By Rhiannon Hoyle
SYDNEY--Rio Tinto PLC's (RIO) head of business development has
left the company at a time when the world's second-largest iron-ore
producer is working to overhaul its business following massive
writedowns last year and its first full-year loss.
Philip Mitchell, who spearheaded mergers and acquisitions talks
for the Anglo-Australian mining titan and was in the role for the
past six years, is no longer with the company, a person familiar
with the situation said. The person didn't give a reason for Mr.
Mitchell's departure.
Rio's director of business development for Australia, Matt
Halliday, will take over the role on an acting basis, according to
Bloomberg News, which cited an internal company memo.

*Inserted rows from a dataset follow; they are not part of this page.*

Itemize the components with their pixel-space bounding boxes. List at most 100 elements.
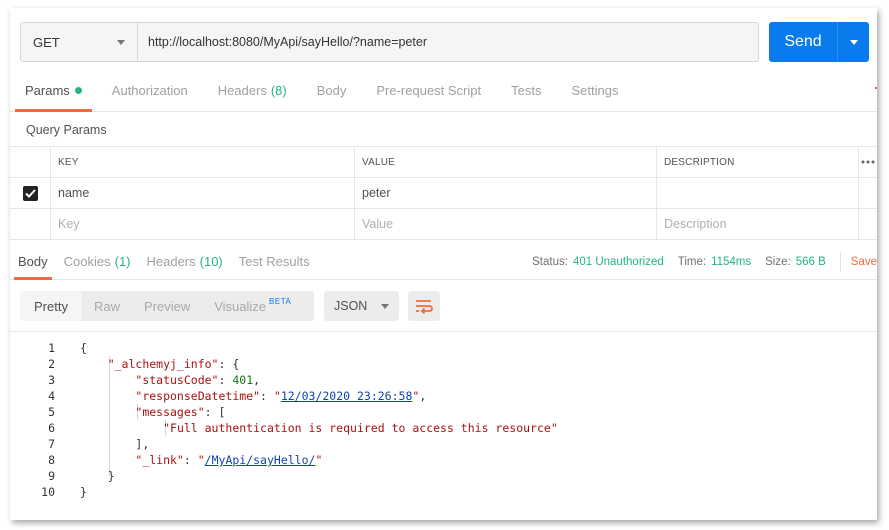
tab-label: Settings	[571, 83, 619, 98]
table-row: name peter	[10, 178, 877, 209]
code-text: "messages": [	[135, 405, 226, 419]
header-spacer	[10, 147, 51, 177]
new-value-input[interactable]: Value	[355, 209, 657, 239]
tab-pre-request-script[interactable]: Pre-request Script	[361, 70, 496, 111]
url-input[interactable]: http://localhost:8080/MyApi/sayHello/?na…	[138, 23, 758, 61]
format-toolbar: Pretty Raw Preview Visualize BETA	[20, 291, 314, 321]
code-line: 9 }	[10, 468, 877, 484]
size-label: Size:	[765, 255, 791, 268]
wrap-lines-button[interactable]	[408, 291, 440, 321]
query-params-table: KEY VALUE DESCRIPTION name peter Key Val…	[10, 146, 877, 240]
postman-window: GET http://localhost:8080/MyApi/sayHello…	[10, 8, 877, 520]
row-spacer	[10, 209, 51, 239]
param-value-input[interactable]: peter	[355, 178, 657, 208]
raw-button[interactable]: Raw	[82, 291, 132, 321]
response-tab-test-results[interactable]: Test Results	[231, 244, 318, 279]
tab-label: Params	[25, 83, 70, 98]
tab-label: Headers	[217, 83, 267, 98]
code-line: 3 "statusCode": 401,	[10, 372, 877, 388]
tab-count: (8)	[270, 83, 287, 98]
send-options-button[interactable]	[837, 22, 869, 62]
code-text: "_link": "/MyApi/sayHello/"	[135, 453, 323, 467]
code-text: {	[80, 341, 87, 355]
tab-tests[interactable]: Tests	[496, 70, 556, 111]
time-label: Time:	[677, 255, 707, 268]
size-value[interactable]: 566 B	[796, 256, 826, 268]
language-label: JSON	[334, 299, 368, 313]
table-row: Key Value Description	[10, 209, 877, 240]
chevron-down-icon	[381, 303, 389, 309]
response-tab-body[interactable]: Body	[10, 244, 56, 280]
request-bar: GET http://localhost:8080/MyApi/sayHello…	[20, 22, 759, 62]
tab-count: (10)	[199, 254, 223, 269]
url-text: http://localhost:8080/MyApi/sayHello/?na…	[148, 35, 427, 49]
tab-params[interactable]: Params	[10, 70, 97, 112]
line-number: 8	[48, 453, 55, 467]
tab-count: (1)	[114, 254, 131, 269]
divider	[839, 251, 841, 272]
line-number: 1	[48, 341, 55, 355]
line-number: 9	[48, 469, 55, 483]
pretty-button[interactable]: Pretty	[20, 291, 82, 321]
tab-authorization[interactable]: Authorization	[97, 70, 203, 111]
response-tabs: Body Cookies (1) Headers (10) Test Resul…	[10, 244, 877, 280]
code-line: 4 "responseDatetime": "12/03/2020 23:26:…	[10, 388, 877, 404]
response-tab-headers[interactable]: Headers (10)	[139, 244, 231, 279]
tab-label: Authorization	[111, 83, 188, 98]
param-key-input[interactable]: name	[51, 178, 355, 208]
tab-settings[interactable]: Settings	[556, 70, 633, 111]
column-header-key: KEY	[51, 147, 355, 177]
send-button-group: Send	[769, 22, 869, 62]
column-header-value: VALUE	[355, 147, 657, 177]
row-spacer	[859, 209, 877, 239]
tab-label: Test Results	[238, 254, 310, 269]
response-tab-cookies[interactable]: Cookies (1)	[56, 244, 139, 279]
visualize-button[interactable]: Visualize BETA	[202, 291, 303, 321]
beta-badge: BETA	[269, 296, 292, 306]
save-response-button[interactable]: Save	[851, 256, 877, 268]
time-value[interactable]: 1154ms	[711, 256, 751, 268]
tab-label: Pre-request Script	[376, 83, 482, 98]
code-line: 2 "_alchemyj_info": {	[10, 356, 877, 372]
new-description-input[interactable]: Description	[657, 209, 859, 239]
code-text: "responseDatetime": "12/03/2020 23:26:58…	[135, 389, 427, 403]
line-number: 10	[41, 485, 55, 499]
tab-body[interactable]: Body	[302, 70, 362, 111]
line-number: 6	[48, 421, 55, 435]
code-line: 5 "messages": [	[10, 404, 877, 420]
line-number: 2	[48, 357, 55, 371]
visualize-label: Visualize	[214, 298, 267, 314]
overflow-indicator	[875, 87, 877, 89]
new-key-input[interactable]: Key	[51, 209, 355, 239]
tab-label: Body	[18, 254, 48, 269]
tab-label: Headers	[146, 254, 196, 269]
status-value[interactable]: 401 Unauthorized	[573, 256, 664, 268]
method-label: GET	[33, 34, 60, 50]
param-description-input[interactable]	[657, 178, 859, 208]
code-text: }	[80, 485, 87, 499]
query-params-title: Query Params	[26, 123, 107, 137]
code-line: 6 "Full authentication is required to ac…	[10, 420, 877, 436]
tab-label: Cookies	[63, 254, 111, 269]
send-button[interactable]: Send	[769, 22, 837, 62]
status-label: Status:	[532, 255, 568, 268]
response-body-viewer[interactable]: 1 {2 "_alchemyj_info": {3 "statusCode": 4…	[10, 331, 877, 501]
code-text: "statusCode": 401,	[135, 373, 261, 387]
code-line: 10}	[10, 484, 877, 500]
active-indicator-icon	[74, 87, 82, 94]
tab-headers[interactable]: Headers (8)	[203, 70, 302, 111]
row-checkbox[interactable]	[10, 178, 51, 208]
more-options-icon[interactable]	[859, 147, 877, 177]
wrap-lines-icon	[416, 300, 433, 314]
method-select[interactable]: GET	[21, 23, 138, 61]
language-select[interactable]: JSON	[324, 291, 399, 321]
chevron-down-icon	[849, 39, 858, 45]
code-text: ],	[135, 437, 150, 451]
code-line: 7 ],	[10, 436, 877, 452]
column-header-description: DESCRIPTION	[657, 147, 859, 177]
table-header-row: KEY VALUE DESCRIPTION	[10, 147, 877, 178]
chevron-down-icon	[117, 39, 125, 45]
response-status-bar: Status: 401 Unauthorized Time: 1154ms Si…	[532, 244, 877, 279]
line-number: 4	[48, 389, 55, 403]
preview-button[interactable]: Preview	[132, 291, 202, 321]
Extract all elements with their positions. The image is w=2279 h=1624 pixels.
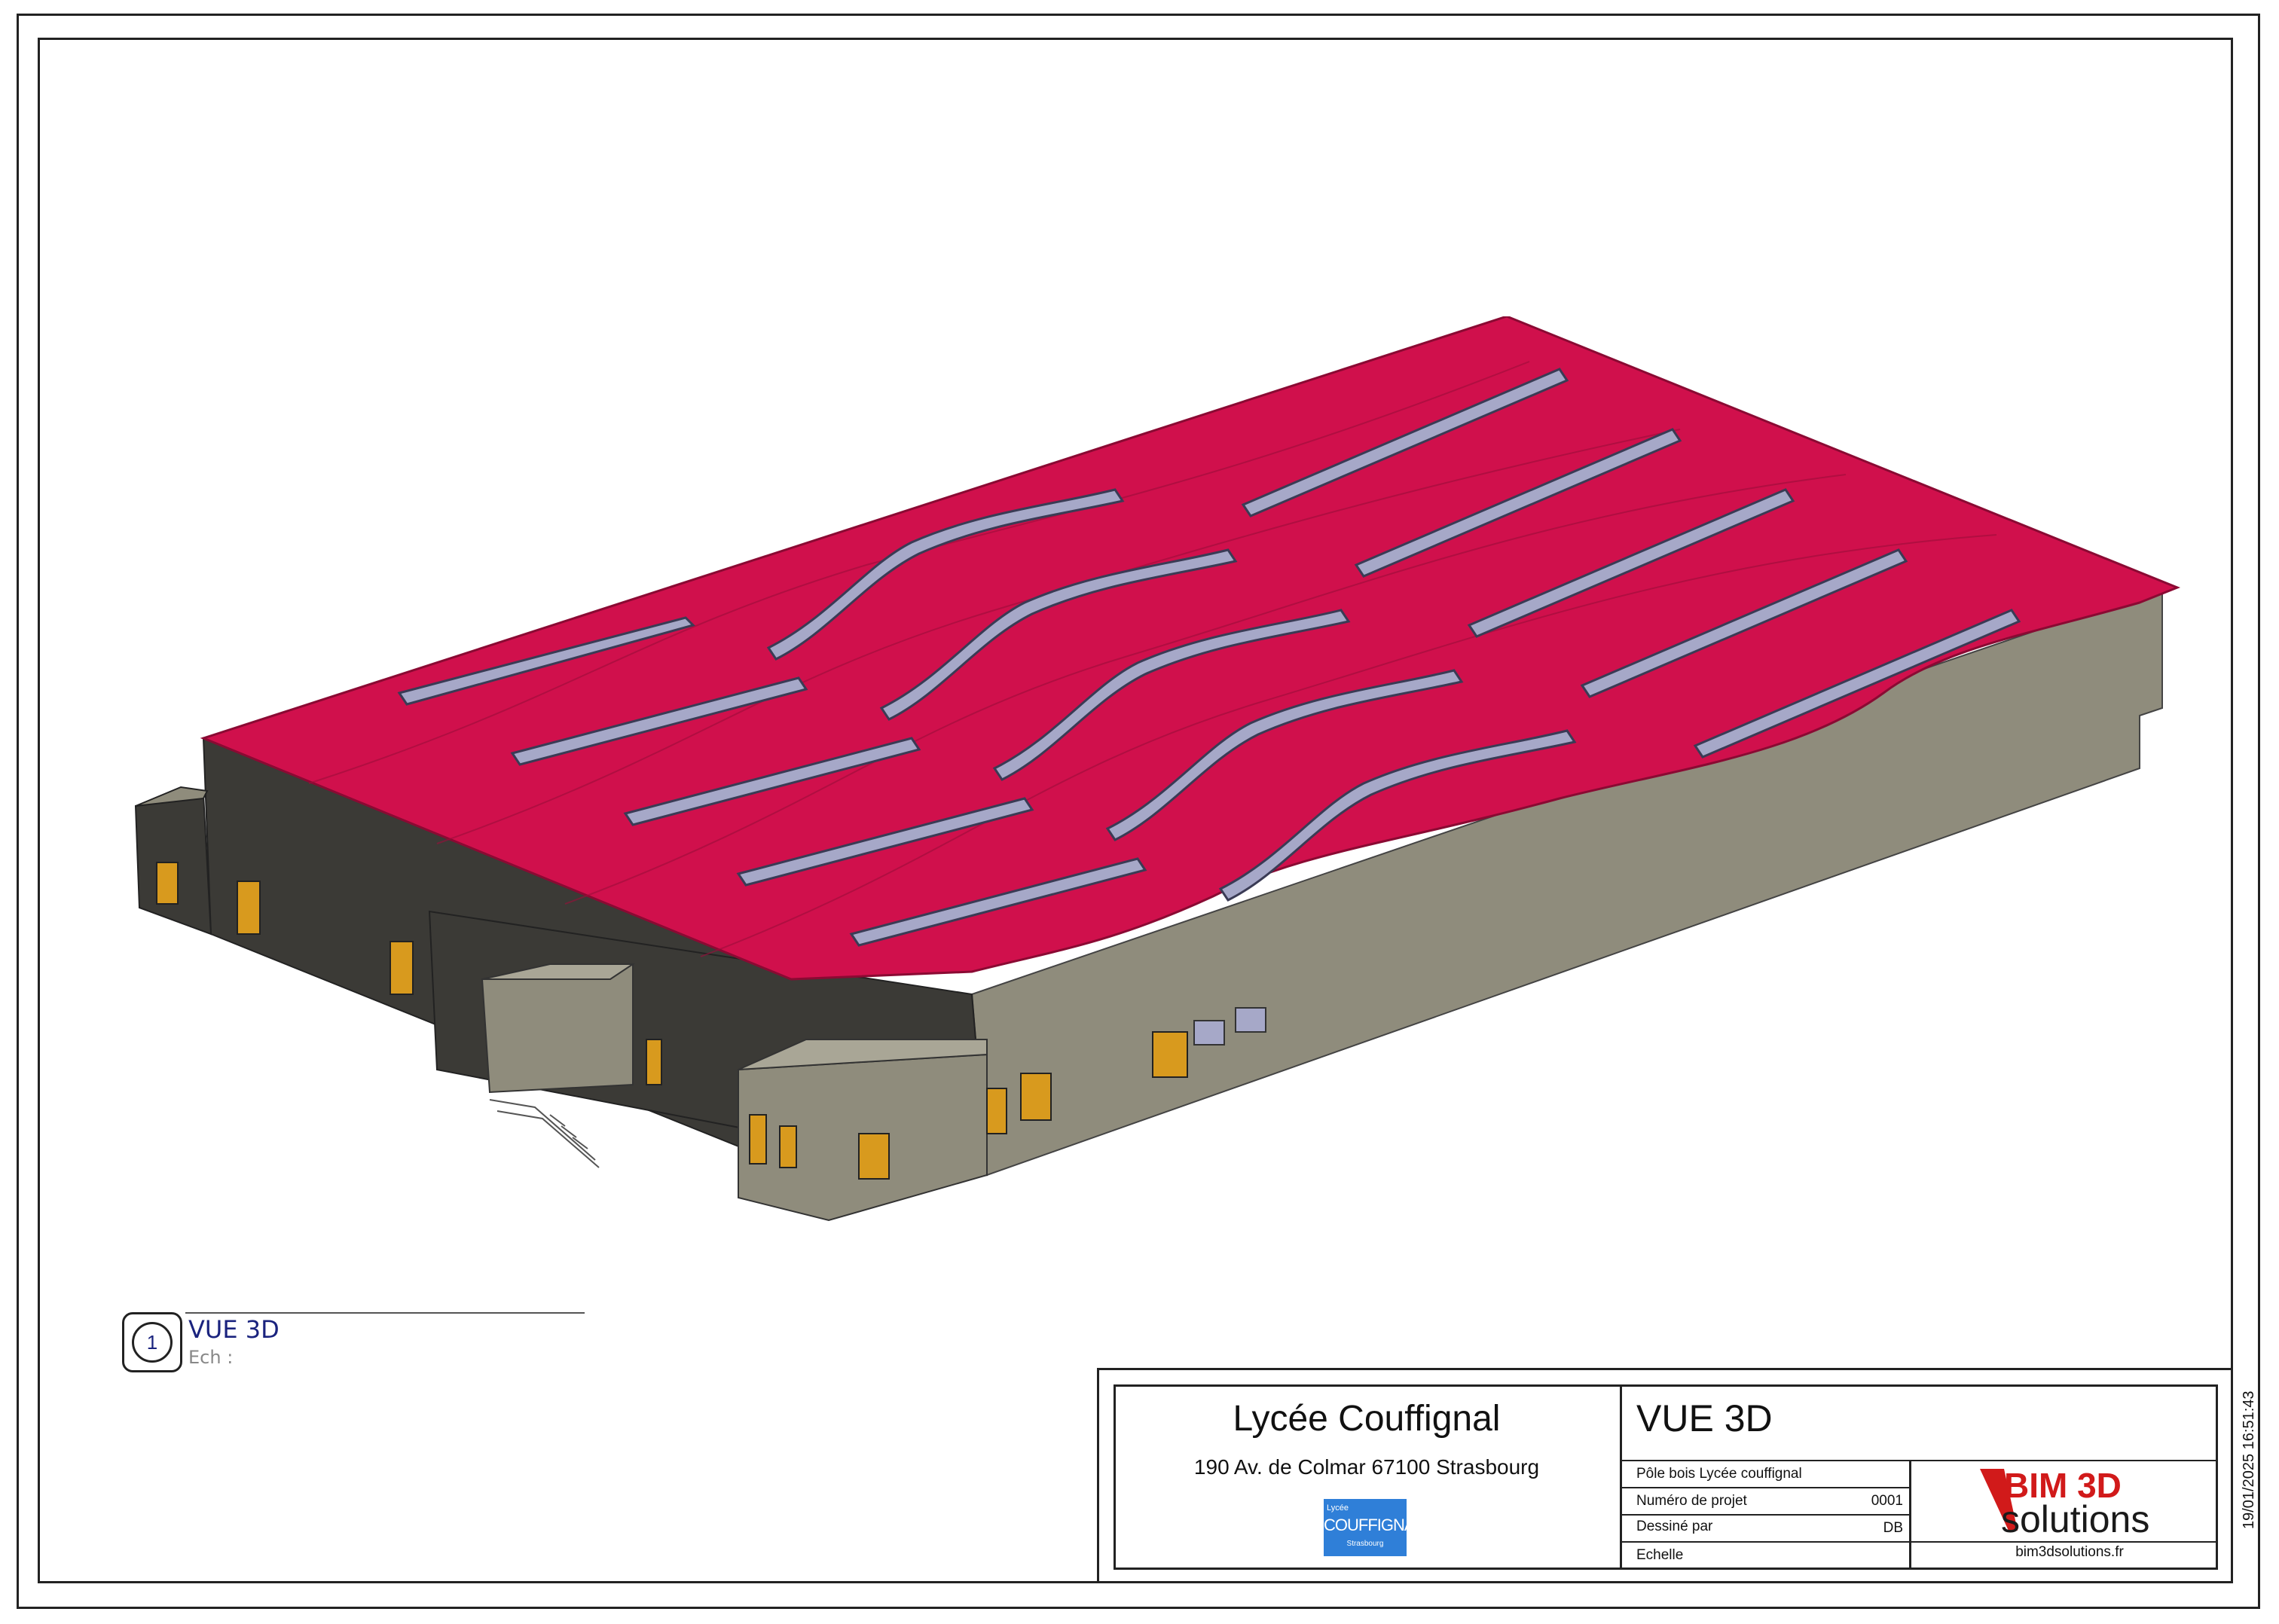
- row-label: Dessiné par: [1636, 1519, 1713, 1534]
- row-value: DB: [1883, 1520, 1903, 1536]
- row-label: Echelle: [1636, 1547, 1684, 1563]
- company-url: bim3dsolutions.fr: [2015, 1544, 2124, 1560]
- title-block-divider: [1620, 1460, 2218, 1461]
- school-logo-line3: Strasbourg: [1346, 1540, 1384, 1548]
- staircase: [489, 1099, 600, 1168]
- project-address: 190 Av. de Colmar 67100 Strasbourg: [1193, 1455, 1540, 1479]
- door: [986, 1088, 1007, 1134]
- bim-logo-line2: solutions: [2001, 1498, 2149, 1537]
- view-number-bubble: 1: [122, 1312, 182, 1372]
- title-block-divider: [1620, 1541, 2218, 1543]
- sheet-view-title: VUE 3D: [1636, 1397, 1773, 1439]
- view-scale-label: Ech :: [188, 1347, 234, 1368]
- school-logo-line1: Lycée: [1327, 1503, 1349, 1513]
- door: [646, 1039, 662, 1085]
- title-block-divider: [1620, 1487, 1909, 1488]
- print-timestamp: 19/01/2025 16:51:43: [2241, 1390, 2257, 1529]
- school-logo: Lycée COUFFIGNAL Strasbourg: [1324, 1499, 1424, 1556]
- door: [858, 1133, 890, 1180]
- title-block-divider: [1909, 1460, 1911, 1570]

Rio Tinto Chief Executive Sam Walsh last year pledged to pursue
greater value for shareholders and slash costs after the company's
balance sheet was hit by a sharp drop in commodity prices and more
than US$14 billion in impairment charges. That included switching
its focus from mergers and acquisitions to cost cutting and asset
sales.
Rio's asset writedowns stemmed in large part from costly and
poorly timed acquisitions, including the US$38 billion purchase of
Canadian aluminum company Alcan at the height of the market in
2007. The company, which cut costs by around US$2 billion last year
and will look to strip a further US$3 billion out by the end of
this year, will report is full-year 2013 results Thursday.